Comparing models on the test dataset

In [26]:
plt.figure(figsize=(8, 6))
clrs = ["b--", "g-", "c-", "y--", "k--", "m--", "y-", 'r--']
i = -1
for model in test_predictions.keys():  
    i = i+1
    # plot roc curve
    fpr, tpr, thresholds = roc_curve(y_test,test_predictions[model]) 
    plt.plot(fpr, tpr , clrs[i], label=model)

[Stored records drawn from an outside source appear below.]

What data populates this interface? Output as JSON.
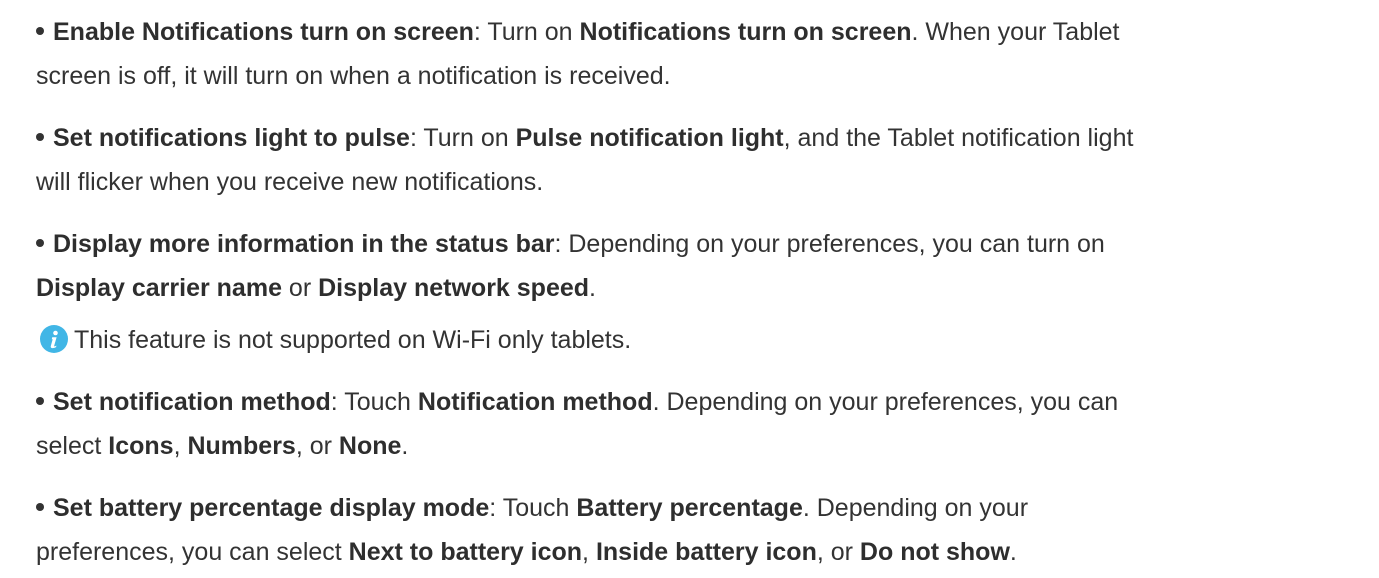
{
  "items": [
    {
      "line1": [
        {
          "t": "Enable Notifications turn on screen",
          "b": true
        },
        {
          "t": ": Turn on ",
          "b": false
        },
        {
          "t": "Notifications turn on screen",
          "b": true
        },
        {
          "t": ". When your Tablet",
          "b": false
        }
      ],
      "line2": [
        {
          "t": "screen is off, it will turn on when a notification is received.",
          "b": false
        }
      ]
    },
    {
      "line1": [
        {
          "t": "Set notifications light to pulse",
          "b": true
        },
        {
          "t": ": Turn on ",
          "b": false
        },
        {
          "t": "Pulse notification light",
          "b": true
        },
        {
          "t": ", and the Tablet notification light",
          "b": false
        }
      ],
      "line2": [
        {
          "t": "will flicker when you receive new notifications.",
          "b": false
        }
      ]
    },
    {
      "line1": [
        {
          "t": "Display more information in the status bar",
          "b": true
        },
        {
          "t": ": Depending on your preferences, you can turn on",
          "b": false
        }
      ],
      "line2": [
        {
          "t": "Display carrier name",
          "b": true
        },
        {
          "t": " or ",
          "b": false
        },
        {
          "t": "Display network speed",
          "b": true
        },
        {
          "t": ".",
          "b": false
        }
      ]
    },
    {
      "line1": [
        {
          "t": "Set notification method",
          "b": true
        },
        {
          "t": ": Touch ",
          "b": false
        },
        {
          "t": "Notification method",
          "b": true
        },
        {
          "t": ". Depending on your preferences, you can",
          "b": false
        }
      ],
      "line2": [
        {
          "t": "select ",
          "b": false
        },
        {
          "t": "Icons",
          "b": true
        },
        {
          "t": ", ",
          "b": false
        },
        {
          "t": "Numbers",
          "b": true
        },
        {
          "t": ", or ",
          "b": false
        },
        {
          "t": "None",
          "b": true
        },
        {
          "t": ".",
          "b": false
        }
      ]
    },
    {
      "line1": [
        {
          "t": "Set battery percentage display mode",
          "b": true
        },
        {
          "t": ": Touch ",
          "b": false
        },
        {
          "t": "Battery percentage",
          "b": true
        },
        {
          "t": ". Depending on your",
          "b": false
        }
      ],
      "line2": [
        {
          "t": "preferences, you can select ",
          "b": false
        },
        {
          "t": "Next to battery icon",
          "b": true
        },
        {
          "t": ", ",
          "b": false
        },
        {
          "t": "Inside battery icon",
          "b": true
        },
        {
          "t": ", or ",
          "b": false
        },
        {
          "t": "Do not show",
          "b": true
        },
        {
          "t": ".",
          "b": false
        }
      ]
    }
  ],
  "note": {
    "icon": "info-icon",
    "color": "#41b6e6",
    "text": "This feature is not supported on Wi-Fi only tablets."
  }
}
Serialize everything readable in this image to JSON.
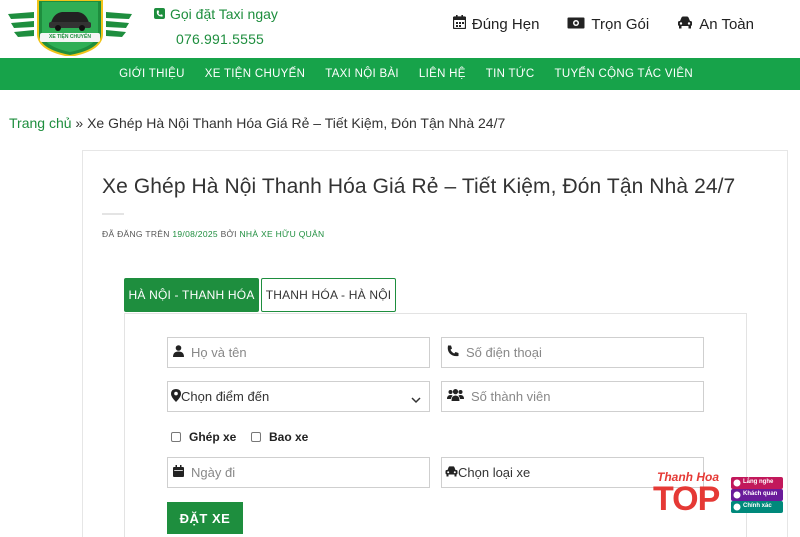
{
  "header": {
    "logo_text": "XE TIỆN CHUYẾN",
    "call_label": "Gọi đặt Taxi ngay",
    "phone": "076.991.5555",
    "features": [
      {
        "label": "Đúng Hẹn",
        "icon": "calendar-icon"
      },
      {
        "label": "Trọn Gói",
        "icon": "money-icon"
      },
      {
        "label": "An Toàn",
        "icon": "car-icon"
      }
    ]
  },
  "nav": {
    "items": [
      "GIỚI THIỆU",
      "XE TIỆN CHUYẾN",
      "TAXI NỘI BÀI",
      "LIÊN HỆ",
      "TIN TỨC",
      "TUYỂN CỘNG TÁC VIÊN"
    ]
  },
  "breadcrumb": {
    "home": "Trang chủ",
    "sep": "»",
    "current": "Xe Ghép Hà Nội Thanh Hóa Giá Rẻ – Tiết Kiệm, Đón Tận Nhà 24/7"
  },
  "article": {
    "title": "Xe Ghép Hà Nội Thanh Hóa Giá Rẻ – Tiết Kiệm, Đón Tận Nhà 24/7",
    "meta_prefix": "ĐÃ ĐĂNG TRÊN",
    "date": "19/08/2025",
    "meta_by": "BỞI",
    "author": "NHÀ XE HỮU QUÂN"
  },
  "tabs": [
    "HÀ NỘI - THANH HÓA",
    "THANH HÓA - HÀ NỘI"
  ],
  "form": {
    "name_placeholder": "Họ và tên",
    "phone_placeholder": "Số điện thoại",
    "destination_select": "Chọn điểm đến",
    "members_placeholder": "Số thành viên",
    "option_share": "Ghép xe",
    "option_private": "Bao xe",
    "date_placeholder": "Ngày đi",
    "car_type_select": "Chọn loại xe",
    "submit": "ĐẶT XE"
  },
  "watermark": {
    "brand_top": "Thanh Hoa",
    "brand_main": "TOP",
    "badges": [
      "Lắng nghe",
      "Khách quan",
      "Chính xác"
    ]
  },
  "colors": {
    "brand_green": "#17a34a",
    "text_green": "#1e8e3e"
  }
}
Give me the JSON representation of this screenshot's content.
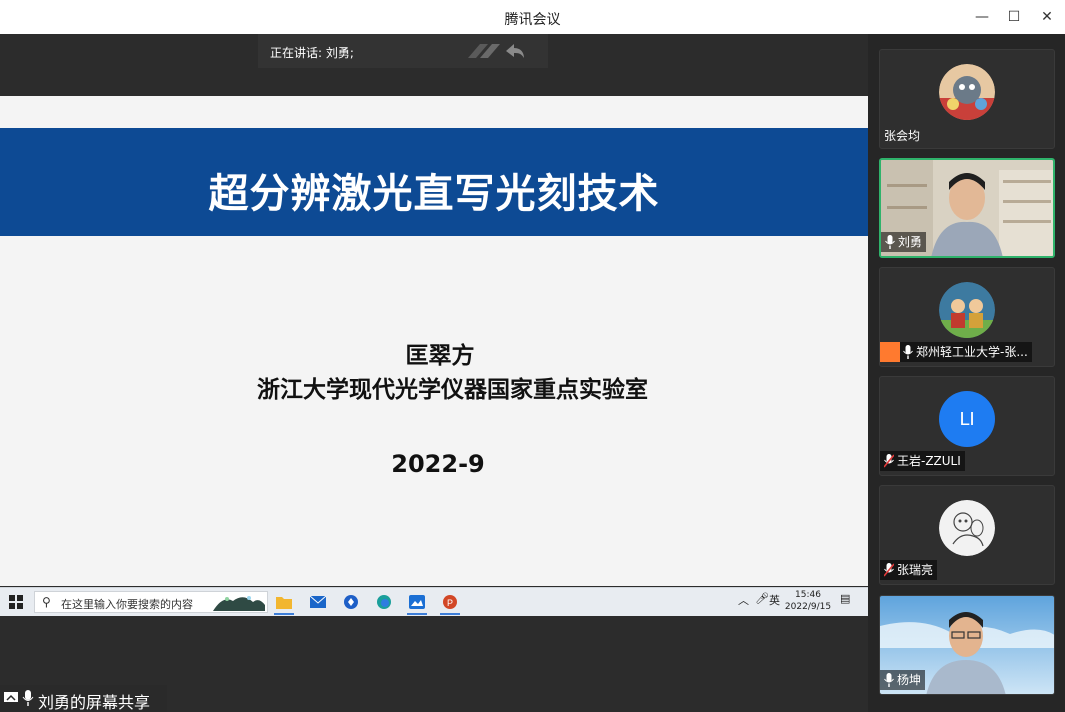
{
  "window": {
    "title": "腾讯会议",
    "minimize": "—",
    "maximize": "☐",
    "close": "✕"
  },
  "main": {
    "speaking_text": "正在讲话: 刘勇;",
    "slide": {
      "title": "超分辨激光直写光刻技术",
      "author": "匡翠方",
      "lab": "浙江大学现代光学仪器国家重点实验室",
      "date": "2022-9"
    },
    "taskbar": {
      "search_placeholder": "在这里输入你要搜索的内容",
      "ime": "英",
      "time": "15:46",
      "date": "2022/9/15"
    },
    "share_label": "刘勇的屏幕共享"
  },
  "participants": [
    {
      "name": "张会均",
      "avatar": "cartoon-avatar",
      "muted": false,
      "video": false
    },
    {
      "name": "刘勇",
      "avatar": "video",
      "muted": false,
      "video": true,
      "active": true
    },
    {
      "name": "郑州轻工业大学-张...",
      "avatar": "cartoon-avatar",
      "muted": false,
      "video": false
    },
    {
      "name": "王岩-ZZULI",
      "avatar_text": "LI",
      "muted": true,
      "video": false
    },
    {
      "name": "张瑞亮",
      "avatar": "sketch-avatar",
      "muted": true,
      "video": false
    },
    {
      "name": "杨坤",
      "avatar": "video",
      "muted": false,
      "video": true
    }
  ],
  "colors": {
    "slide_band": "#0d4a94",
    "active_border": "#2fb36b",
    "li_avatar": "#1e7cf2"
  }
}
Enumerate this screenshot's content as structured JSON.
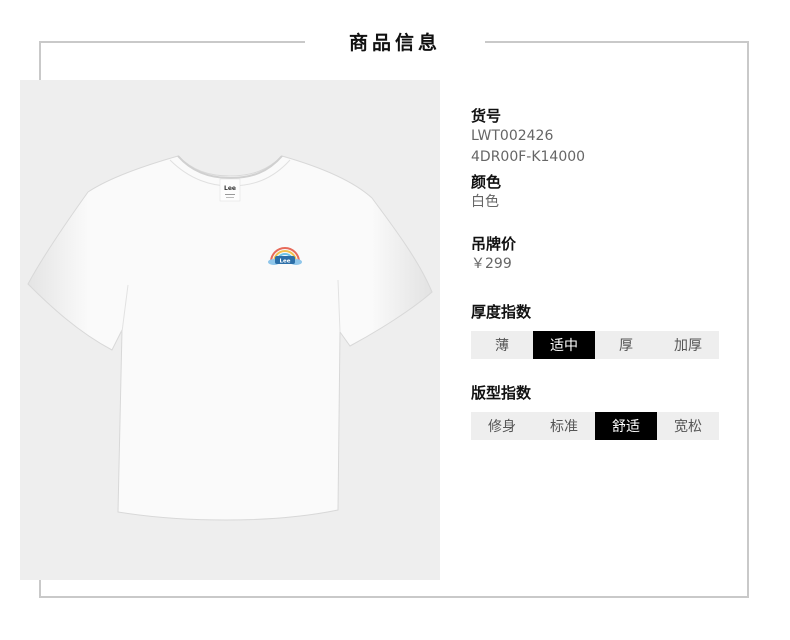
{
  "section_title": "商品信息",
  "product": {
    "sku_label": "货号",
    "sku_lines": [
      "LWT002426",
      "4DR00F-K14000"
    ],
    "color_label": "颜色",
    "color_value": "白色",
    "price_label": "吊牌价",
    "price_value": "￥299"
  },
  "thickness": {
    "label": "厚度指数",
    "options": [
      "薄",
      "适中",
      "厚",
      "加厚"
    ],
    "selected": "适中"
  },
  "fit": {
    "label": "版型指数",
    "options": [
      "修身",
      "标准",
      "舒适",
      "宽松"
    ],
    "selected": "舒适"
  },
  "image": {
    "subject": "white-tshirt",
    "brand_neck_label": "Lee",
    "chest_logo": "Lee",
    "background_color": "#eeeeee"
  }
}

    plt.plot([0, 1], [0, 1], 'k--') 
    plt.axis([0, 1, 0, 1])
    plt.xlabel('False Positive Rate', fontsize=14) 
    plt.ylabel('True Positive Rate (Recall)', fontsize=14)
    plt.legend(loc="lower right", fontsize=16)
    plt.grid(True)
    plt.savefig('roc_curve.png')

The GBM and SVC classifiers performs well in both the train and test datasets. On the other hand, although the Decision Tree model has score of 0.998 on the training dataset, it the lowest score in the test dataset. This shows overfitting.